See, the situation of my niece living in the house of crowdage wasn't good because she needed attention, and she wasn't getting the right brand of it there. I'm not saying it's a bad environment, but it wasn't one that was working for her. So when I found out that her mom had moved without her, and that she would be living with her father,that sort of set up a conundrum. It was great that she was getting out of a situation that wasn't working for her, and her dad treated her like a princess (long story short with that description, you'll see) so for the short term this was a good thing. Only he's a dumbass, so this is not good long term.
The hubby wasn't at all happy about this when I told him, but it's out of our control and not our life, so we just sit back and watch as things develop. But whenever the subject would come up he would just bemoan how hard things would be for her and how it hurt him to know she wasn't doing well. I just take it in stride, because I know and understand from personal experience how the notion of family in this modern era is nowhere near what it was when he was young. Dysfunction is a given now. Instead, I just try to be nice. So I made up a couple of cute Easter purses to bring with me on my trip out. (I have a niece from each of my sister, BTW. This is only tangentially important.)

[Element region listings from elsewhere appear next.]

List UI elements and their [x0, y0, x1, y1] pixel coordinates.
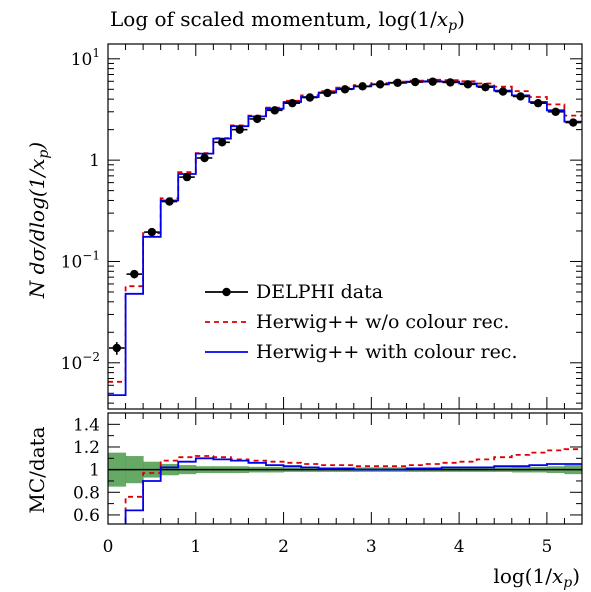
- x-tick-label: 4: [454, 537, 465, 557]
- series-1-histogram: [108, 78, 582, 383]
- data-point: [358, 82, 367, 91]
- data-point: [569, 118, 578, 127]
- data-point: [253, 114, 262, 124]
- y-tick-label: 101: [71, 46, 100, 70]
- chart-title: Log of scaled momentum, log(1/xp): [110, 7, 465, 34]
- x-tick-label: 3: [366, 537, 377, 557]
- ratio-y-tick-label: 0.8: [73, 483, 100, 503]
- ratio-y-tick-label: 1.4: [73, 415, 100, 435]
- data-point: [340, 85, 350, 94]
- data-point: [147, 227, 157, 237]
- main-plot-panel: 10−2 10−1 1 101: [61, 43, 583, 410]
- data-point: [130, 269, 139, 279]
- main-y-axis-label: N dσ/dlog(1/xp): [25, 142, 52, 299]
- x-tick-label: 2: [278, 537, 289, 557]
- data-point: [533, 98, 543, 108]
- ratio-y-axis-label: MC/data: [25, 426, 49, 513]
- data-point: [428, 77, 437, 86]
- legend-label: Herwig++ with colour rec.: [256, 341, 518, 363]
- ratio-y-tick-label: 1: [89, 461, 100, 481]
- legend-label: DELPHI data: [256, 281, 383, 303]
- data-point: [375, 80, 385, 89]
- x-tick-label: 1: [190, 537, 201, 557]
- ratio-series-1: [124, 457, 582, 524]
- ratio-y-tick-label: 0.6: [73, 506, 100, 526]
- data-point: [446, 78, 455, 87]
- y-tick-label: 10−1: [61, 248, 100, 272]
- data-point: [551, 107, 560, 116]
- ratio-y-tick-label: 1.2: [73, 438, 100, 458]
- x-axis-label: log(1/xp): [493, 564, 580, 591]
- main-plot-frame: [107, 43, 583, 410]
- data-point: [270, 106, 279, 115]
- x-tick-label: 5: [541, 537, 552, 557]
- x-tick-label: 0: [103, 537, 114, 557]
- data-point: [498, 87, 508, 96]
- data-point: [182, 172, 192, 182]
- data-point: [463, 80, 473, 89]
- data-point: [411, 77, 420, 87]
- data-point: [323, 88, 332, 98]
- data-point: [481, 82, 490, 92]
- data-point: [305, 93, 315, 102]
- data-point: [288, 98, 297, 108]
- ratio-plot-frame: [107, 412, 583, 525]
- y-tick-label: 1: [89, 151, 100, 171]
- data-point: [200, 153, 209, 163]
- legend: DELPHI data Herwig++ w/o colour rec. Herwi…: [205, 281, 518, 363]
- data-point: [393, 78, 402, 87]
- data-point: [235, 125, 244, 134]
- data-point: [112, 343, 121, 353]
- legend-marker: [222, 287, 231, 297]
- data-point: [165, 197, 174, 206]
- y-tick-label: 10−2: [61, 350, 100, 374]
- legend-label: Herwig++ w/o colour rec.: [256, 311, 509, 333]
- data-point: [217, 138, 227, 147]
- data-point: [516, 92, 525, 101]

Now of course I have to make a call out to the fam to let them know I'm flying into town. I talk to my other sister, the usual chatty-chatty shit, and finally get around to asking her how often said niece comes around for a visit. It turns out that it's never. Not because her father is being a shit or anything, but that she's moved out of state to be with her mother. Well now, isn't that an interesting turn of events? This means I have to break into the box I was sending to Cali and take her version of the Easter purse out so I can send it separate to South Carolina. No address though, and like a bad little procrastinator I didn't call to get it until the day of my flight out. We'll skip the mildly amusing middle part of the story (except I must relate that my nephew - being the niece in question's older half-brother - sounds like a full on bubba now - it's hilarious!) and cut to my sister calling me while we're driving to the airport. It turns out that she loves it out there. Loves her job, loves her house, loves the area - just perfectly pleased to be where she is. Wonderful. I'm ecstatic. But still nothing about the niece situation. (Although it's not like I can have a lengthy conversation while I'm driving.)
Cut to me, at my mom's house, earlier this day. I'm telling her bits and pieces of the above, and she fills me in on the finer details. It turns out that the only reason my niece stayed back in Cali with her daddy is because he put a guilt trip on her about how he would be all alone if she left. The situation she ended up in with him was as bad as - no in fact it was most certainly worse than where she was before. And now he's being all pissy about the fact that she doesn't call him (he can't call her, cuz he has no long distance) when all he ever does when they do talk is put more guilt bullshit on her. Damn! The girl ain't even in her teens yet. So fuck that guy.
It turns out that she's doing well now with her mother. She's getting good grades in school. She's getting attention and dogs to play with. I have a feeling if she can get past some of the troubling inconveniences of her childhood she might find some of those inconveniences amusing in the long run. In any case, I'm just glad to hear that she is happy.